0

I have a classification problem in Python. I want to find out what are the most important features for classification. My data is mixed, some columns are categorical values some are not categorical. I'm applying transformations with OneHotEncoder and Normalizer:

columns_for_vectorization = ['A', 'B', 'C', 'D', 'E']
columns_for_normalization = ['F', 'G', 'H']

transformerVectoriser = ColumnTransformer(transformers=[('Vector Cat', OneHotEncoder(handle_unknown = "ignore"), columns_for_vectorization),
                                                        ('Normalizer', Normalizer(), columns_for_normalization)],
                                          remainder='passthrough') # Default is to drop untransformed columns

After that I'm splitting my data and I'm doing transformation:

x_train, x_test, y_train, y_test = train_test_split(features, results, test_size = 0.25, random_state=0)

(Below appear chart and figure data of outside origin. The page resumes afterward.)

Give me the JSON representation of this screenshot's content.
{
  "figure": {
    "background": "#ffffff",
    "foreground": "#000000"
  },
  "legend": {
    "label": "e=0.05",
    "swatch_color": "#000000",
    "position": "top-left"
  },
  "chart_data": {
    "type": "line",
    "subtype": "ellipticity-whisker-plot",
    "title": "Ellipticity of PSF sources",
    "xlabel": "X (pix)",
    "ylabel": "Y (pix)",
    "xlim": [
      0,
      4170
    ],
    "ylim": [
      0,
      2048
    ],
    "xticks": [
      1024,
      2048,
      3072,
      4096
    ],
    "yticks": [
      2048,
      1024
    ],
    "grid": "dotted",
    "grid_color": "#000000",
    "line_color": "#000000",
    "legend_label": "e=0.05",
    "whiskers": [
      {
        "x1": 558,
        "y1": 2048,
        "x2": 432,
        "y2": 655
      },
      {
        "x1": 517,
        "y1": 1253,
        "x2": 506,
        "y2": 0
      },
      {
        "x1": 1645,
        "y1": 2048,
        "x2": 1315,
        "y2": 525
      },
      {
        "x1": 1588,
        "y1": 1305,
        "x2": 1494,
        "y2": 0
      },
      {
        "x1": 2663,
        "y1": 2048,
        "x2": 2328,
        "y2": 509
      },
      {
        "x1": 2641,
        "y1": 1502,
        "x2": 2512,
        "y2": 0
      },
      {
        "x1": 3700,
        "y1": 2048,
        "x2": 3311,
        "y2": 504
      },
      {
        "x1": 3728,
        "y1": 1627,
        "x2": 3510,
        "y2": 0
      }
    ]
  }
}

x_train = transformerVectoriser.fit_transform(x_train)
x_test = transformerVectoriser.transform(x_test)

Then, Im training my model:

clf = RandomForestClassifier(max_depth = 5, n_estimators = 50, random_state = 0)
model = clf.fit(x_train, y_train)

And I'm printing the best features:

print(model.feature_importances_)

I'm getting results like this:

[1.40910562e-03 1.46133832e-03 4.05058130e-03 3.92205197e-03
 2.13243521e-03 5.78555893e-03 1.51927254e-03 1.14987114e-03
 ...
 6.37840204e-04 7.21061812e-04 5.77726129e-04 5.32382587e-04]

The problem is, that in beginning, I had 8 features, but because of the transformation, I have more than 20 features (because of the categorical data) How can I handle this? How can I know what beginning feature is the most important?

taga
  • 3,537
  • 13
  • 53
  • 119
  • 1
    Have you tried this answer? https://stackoverflow.com/questions/54646709/sklearn-pipeline-get-feature-names-after-onehotencode-in-columntransformer – user3252344 Jun 09 '21 at 03:11
  • That answer shows how to access it if I have transformer and classifier in pipeline. How can I do it in my case? – taga Jun 09 '21 at 07:01

2 Answers2

1

Try the following to get the names of features that were treated by 'Vector Cat' transformer:

VectorCatNames = list(transformerVectoriser.transformers_[0][1]['Vector Cat'].get_feature_names(columns_for_vectorization))

Then, names of your final features can be saved as:

feature_names = VectorCatNames + columns_for_normalization
Rafa
  • 564
  • 4
  • 12
0

This github gist seems to say you can get the columns after fit/transform with:

numeric_features = X.select_dtypes(np.number).columns

enc_cat_features = transformerVectorizer.named_transformers_['Vector cat'].get_feature_names()
labels = np.concatenate([numeric_features, enc_cat_features])
transformed_df_X = pd.DataFrame(preprocessor.transform(X_train).toarray(), columns=labels)
# To access your data - transformed_df_X
# To access your columns - transformed_df_X.columns

If you can't seem to get it working through the ColumnTransformer due to 'subscriptable' errors, you can definitely do this directly on the OneHotEncoder object.

Typically I also mess with the names afterwards because OneHotEncoder gives ugly automatic names.

Anyway then once you can access the X.columns thing, you can do whatever you like with the feature importances. My sample code for plotting them with the feature names uses permutation_importance instead but apparently feature_importance gives the same structure so you might have some luck and this will work for you.

from sklearn.inspection import permutation_importance
import matplotlib.pyplot as plt

def plot_feature_importance(model, X_train, y_train, feature_names):
   result = permutation_importance(model, X_train, y_train, n_repeats=10)
   perm_sorted_idx = result.importances_mean.argsort()

   fig, ax2 = plt.subplots(1, 1, figsize=(5, 15))
   ax2.boxplot(result.importances[perm_sorted_idx].T, vert=False,
               labels=feature_names[perm_sorted_idx])
   fig.tight_layout()
   plt.show()

On the UCI ML horse colic set with a random forest, this gave me an output image with the categorical & numerical names like this:

Box plot showing features AbdomenClass4, RectTemp, AbdominalDistension3, CapillaryRefillTime1, PeripheralPulse3 as key features

user3252344
  • 678
  • 6
  • 14